On the other hand, if on the right side of the assignment there was a VARIABLE, the synthesis would have to infer a flip-flop, because it would matter whether the input is sampled on an edge (flip-flop) or during input latching is enabled (latch), meaning the two logic elements are NOT EQUIVALENT.
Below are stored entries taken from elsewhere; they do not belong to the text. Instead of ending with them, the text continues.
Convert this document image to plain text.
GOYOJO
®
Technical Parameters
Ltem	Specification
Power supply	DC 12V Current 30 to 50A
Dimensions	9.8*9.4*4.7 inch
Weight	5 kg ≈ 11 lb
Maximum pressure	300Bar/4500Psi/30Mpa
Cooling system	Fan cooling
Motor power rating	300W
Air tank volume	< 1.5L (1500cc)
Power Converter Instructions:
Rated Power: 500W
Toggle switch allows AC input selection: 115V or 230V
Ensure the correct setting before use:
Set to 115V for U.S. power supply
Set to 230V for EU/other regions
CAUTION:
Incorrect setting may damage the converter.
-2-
Here is an example. First two always blocks will synthesize to a latch (in Quartus 14), which is OK, as they are equivalent, because of a constant. But, the 3. and the 4. always block will also be synthesized into a latch, which is not the intended behavior and these blocks are not equivalent! The 3. block will give a warning, while the 4. one won't.
module ff_latch(
input logic clk,
input logic nrst,
input logic a,
output logic t, x, y, z
);
always_ff @(posedge clk, negedge nrst)
begin
if (!nrst)
t <= 0;
end
always_latch
begin
if (!nrst)
x <= 0;
end
always_ff @(posedge clk, negedge nrst)
begin
if (!nrst)
y <= a;
end
always_latch
begin
if (!nrst)
z <= a;
end
endmodule: ff_latch
To me this behavior is not correct, as I specifically said I want a flip-flop (with edge triggering). It's not even that the coding is ambiguous, always blocks 3. and 4. are clearly different, as can be seen in this waveform from the above simulation:
Block 3. (tb_y) behaves like a asynchronous flip-flop and block 4. (tb_z) behaves like a latch. But the synthesis tool infers a latch in both cases.
If someone can shed some light on this or comment the code or the waveform, it would be much appreciated.